Exasesora de Trump : "Je jure de lutter contre le communisme jusqu'à la fin."



Mercedes Schlapp (i)Foto © X/@mercedesschlapp

Mercedes Schlapp, ancienne directrice des Communications Stratégiques de la Maison Blanche durant le premier mandat de Trump, a publié ce jeudi une vidéo sur X dans laquelle elle réaffirme son engagement personnel contre le communisme avec une déclaration percutante : "Pour nous, c'est personnel. Mon père a été prisonnier politique à Cuba, donc je jure de lutter contre le communisme jusqu'à la fin".

Dans la vidéo, Schlapp explique que son père a été emprisonné pendant sept ans sous la dictature de Fidel Castro. "Nous connaissons personnellement les atrocités du communisme, les atrocités de ces dictatures qui ont arraché les droits et les propriétés de personnes innocentes, y compris ma famille", a-t-elle affirmé. Schlapp est née en Floride en 1971, fille d'immigrants cubains exilés, et a fait de cette histoire familiale le cœur de son activism politique.

Dans ses déclarations, l'ancienne conseillère passe en revue ce qu'elle décrit comme des avancées du mouvement conservateur en Amérique latine. Elle souligne l'expansion de CPAC Latino —organisation dont elle est cofondatrice dans sa branche latino— au Mexique, au Paraguay et en Argentine, où elle fait l'éloge du président Javier Milei comme "un combattant contre le communisme" et cite sa célèbre phrase "Viva la libertad, carajo". Elle célèbre également le travail de l'envoyé spécial Rick Grenell au Venezuela comme partie des efforts pour faire pression sur le régime de Nicolás Maduro.

Sobre Cuba, Schlapp a été particulièrement emphatique. "Nous faisons pression sur le gouvernement cubain d'une manière très, très, je dirais, créative, pour voir si nous pouvons enfin observer un changement après 67 ans à Cuba. Nous réalisons de grands progrès", a-t-elle souligné. Ses paroles s'alignent sur la position publique du président Trump, qui a affirmé que Cuba va à tomber assez bientôt et a confié au secrétaire d'État Marco Rubio les négociations pour un possible changement de régime sur l'île.

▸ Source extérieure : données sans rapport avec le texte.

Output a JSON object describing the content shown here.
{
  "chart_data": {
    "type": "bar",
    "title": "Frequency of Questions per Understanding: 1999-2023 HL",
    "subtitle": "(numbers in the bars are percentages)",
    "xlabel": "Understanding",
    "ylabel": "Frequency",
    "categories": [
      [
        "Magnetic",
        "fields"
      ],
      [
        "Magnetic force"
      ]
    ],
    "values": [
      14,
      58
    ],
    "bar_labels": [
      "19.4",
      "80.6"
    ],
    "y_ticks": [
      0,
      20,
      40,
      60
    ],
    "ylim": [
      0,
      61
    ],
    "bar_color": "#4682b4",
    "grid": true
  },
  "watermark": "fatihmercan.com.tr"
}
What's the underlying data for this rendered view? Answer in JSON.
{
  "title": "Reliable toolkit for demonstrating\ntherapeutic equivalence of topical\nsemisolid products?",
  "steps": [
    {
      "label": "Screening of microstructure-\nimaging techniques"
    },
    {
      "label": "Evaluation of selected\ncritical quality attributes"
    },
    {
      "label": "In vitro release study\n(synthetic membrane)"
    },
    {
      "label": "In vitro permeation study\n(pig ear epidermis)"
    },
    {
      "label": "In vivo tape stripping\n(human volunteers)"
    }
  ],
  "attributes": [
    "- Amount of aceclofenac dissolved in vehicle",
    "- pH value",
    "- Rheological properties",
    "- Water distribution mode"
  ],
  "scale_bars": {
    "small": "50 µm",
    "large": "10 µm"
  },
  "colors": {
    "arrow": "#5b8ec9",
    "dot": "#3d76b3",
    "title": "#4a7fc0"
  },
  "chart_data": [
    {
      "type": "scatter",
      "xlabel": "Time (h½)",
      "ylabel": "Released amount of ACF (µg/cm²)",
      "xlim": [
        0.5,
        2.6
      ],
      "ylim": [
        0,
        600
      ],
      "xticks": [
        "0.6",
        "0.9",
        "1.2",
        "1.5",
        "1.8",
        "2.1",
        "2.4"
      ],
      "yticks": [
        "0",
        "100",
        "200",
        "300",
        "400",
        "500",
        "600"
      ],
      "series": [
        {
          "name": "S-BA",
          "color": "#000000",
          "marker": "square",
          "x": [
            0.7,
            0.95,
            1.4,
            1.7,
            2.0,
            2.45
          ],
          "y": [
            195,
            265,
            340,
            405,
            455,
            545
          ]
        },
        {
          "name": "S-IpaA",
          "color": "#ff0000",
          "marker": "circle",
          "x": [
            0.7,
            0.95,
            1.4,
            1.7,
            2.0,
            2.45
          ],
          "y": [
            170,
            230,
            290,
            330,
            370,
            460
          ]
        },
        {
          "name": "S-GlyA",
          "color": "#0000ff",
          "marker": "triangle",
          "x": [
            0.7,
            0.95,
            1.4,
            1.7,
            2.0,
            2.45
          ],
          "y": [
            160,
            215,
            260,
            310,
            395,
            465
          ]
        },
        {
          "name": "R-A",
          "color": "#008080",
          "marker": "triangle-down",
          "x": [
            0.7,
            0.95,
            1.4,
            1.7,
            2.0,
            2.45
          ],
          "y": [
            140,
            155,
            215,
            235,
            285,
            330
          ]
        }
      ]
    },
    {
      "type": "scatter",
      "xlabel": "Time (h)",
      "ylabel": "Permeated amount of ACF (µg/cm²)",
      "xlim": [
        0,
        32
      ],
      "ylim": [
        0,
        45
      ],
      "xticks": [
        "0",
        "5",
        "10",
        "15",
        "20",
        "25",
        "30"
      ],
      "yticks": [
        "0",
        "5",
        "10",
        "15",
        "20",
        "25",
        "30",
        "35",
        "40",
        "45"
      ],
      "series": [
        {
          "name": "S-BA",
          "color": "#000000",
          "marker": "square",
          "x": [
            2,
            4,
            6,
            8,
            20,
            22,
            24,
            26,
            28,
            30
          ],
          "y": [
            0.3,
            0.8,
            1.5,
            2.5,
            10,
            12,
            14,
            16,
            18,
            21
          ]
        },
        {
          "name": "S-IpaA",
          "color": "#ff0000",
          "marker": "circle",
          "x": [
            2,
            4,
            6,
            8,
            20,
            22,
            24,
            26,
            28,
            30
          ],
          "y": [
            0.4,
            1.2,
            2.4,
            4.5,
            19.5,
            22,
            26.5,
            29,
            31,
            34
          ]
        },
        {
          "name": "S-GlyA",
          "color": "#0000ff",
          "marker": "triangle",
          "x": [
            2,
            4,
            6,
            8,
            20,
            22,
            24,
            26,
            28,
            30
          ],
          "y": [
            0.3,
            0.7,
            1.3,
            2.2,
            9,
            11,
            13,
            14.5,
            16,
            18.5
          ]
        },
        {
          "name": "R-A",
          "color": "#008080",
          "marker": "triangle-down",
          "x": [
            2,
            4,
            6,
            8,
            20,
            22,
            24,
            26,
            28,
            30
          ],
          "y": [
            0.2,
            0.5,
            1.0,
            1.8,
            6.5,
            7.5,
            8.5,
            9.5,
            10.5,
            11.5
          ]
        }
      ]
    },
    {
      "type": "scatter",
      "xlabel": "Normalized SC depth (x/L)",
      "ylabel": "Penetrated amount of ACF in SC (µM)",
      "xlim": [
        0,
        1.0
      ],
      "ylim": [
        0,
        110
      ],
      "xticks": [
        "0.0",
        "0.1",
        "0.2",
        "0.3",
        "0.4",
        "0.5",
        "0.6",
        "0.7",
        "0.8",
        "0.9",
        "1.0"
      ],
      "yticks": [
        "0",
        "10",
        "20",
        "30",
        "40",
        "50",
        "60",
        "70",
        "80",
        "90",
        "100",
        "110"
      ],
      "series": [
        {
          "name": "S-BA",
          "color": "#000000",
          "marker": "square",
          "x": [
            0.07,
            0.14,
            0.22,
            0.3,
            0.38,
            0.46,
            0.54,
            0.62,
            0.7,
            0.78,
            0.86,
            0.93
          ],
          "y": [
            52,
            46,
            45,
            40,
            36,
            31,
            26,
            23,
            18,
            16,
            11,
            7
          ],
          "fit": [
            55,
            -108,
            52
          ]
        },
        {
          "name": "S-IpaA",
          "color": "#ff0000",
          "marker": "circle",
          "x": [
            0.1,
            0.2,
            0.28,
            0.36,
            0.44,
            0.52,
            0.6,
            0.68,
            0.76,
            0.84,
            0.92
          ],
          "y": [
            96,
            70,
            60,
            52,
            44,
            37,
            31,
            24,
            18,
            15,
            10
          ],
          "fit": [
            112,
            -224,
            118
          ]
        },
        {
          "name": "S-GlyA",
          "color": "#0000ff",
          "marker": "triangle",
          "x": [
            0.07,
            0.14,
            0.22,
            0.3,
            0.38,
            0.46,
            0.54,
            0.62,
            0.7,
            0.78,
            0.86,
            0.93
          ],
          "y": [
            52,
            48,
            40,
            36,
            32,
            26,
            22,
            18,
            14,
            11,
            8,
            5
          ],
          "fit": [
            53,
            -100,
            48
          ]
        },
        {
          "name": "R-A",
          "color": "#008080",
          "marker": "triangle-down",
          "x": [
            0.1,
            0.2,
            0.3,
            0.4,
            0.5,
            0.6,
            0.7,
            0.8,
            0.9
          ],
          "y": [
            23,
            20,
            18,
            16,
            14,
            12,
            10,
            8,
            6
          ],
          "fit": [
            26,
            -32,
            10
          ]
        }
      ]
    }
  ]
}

Le vidéo a accumulé plus de 127 000 vues et près de 5 600 réactions sur X quelques heures après sa publication, ce qui reflète l'intérêt élevé que suscite le sujet au sein de la communauté cubano-américaine et du mouvement conservateur.

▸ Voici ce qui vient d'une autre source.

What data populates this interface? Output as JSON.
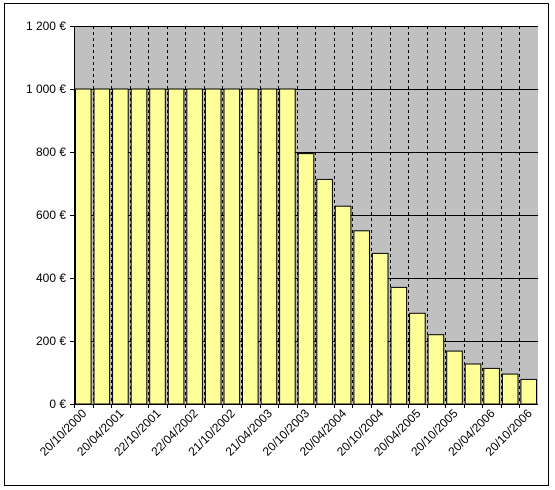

Les déclarations de Schlapp interviennent à un moment de pression maximale de Washington sur La Havane. Depuis janvier 2026, Trump a signé un décret exécutif déclarant Cuba comme menace pour la sécurité nationale des États-Unis, et son administration a imposé plus de 240 nouvelles sanctions, bloqué l'approvisionnement en pétrole de l'île et intensifié les contacts diplomatiques discrets avec des figures du système cubain dans ce que les analystes ont décrit comme une stratégie visant à reconfigurer le pouvoir sur l'île sans intervention militaire.

Ces mouvements font partie de ce que certains ont appelé 'Cubastroika' : le plan de Trump pour provoquer des changements économiques sur l'île, une stratégie qui allie pression économique et ouverture sélective pour forcer une transition de l'intérieur du système lui-même.

Les analystes et les médias internationaux ont suivi de près cette stratégie. Pendant que Bloomberg détaille le plan de Trump pour transformer Cuba, d'autres gouvernements comme celui de l'Espagne ont choisi de prendre leurs distances par rapport à la stratégie de Washington concernant l'île.

"Les Latino-américains veulent la liberté. Ils viennent en Amérique. Ils désirent la prospérité. Et ils veulent savoir qu'ils peuvent construire leurs vies dans leurs propres pays, dans leurs patries, au lieu de devoir composer avec ces gouvernements de gauche qui ont tant détruit de leurs sociétés", a conclu Schlapp dans la vidéo.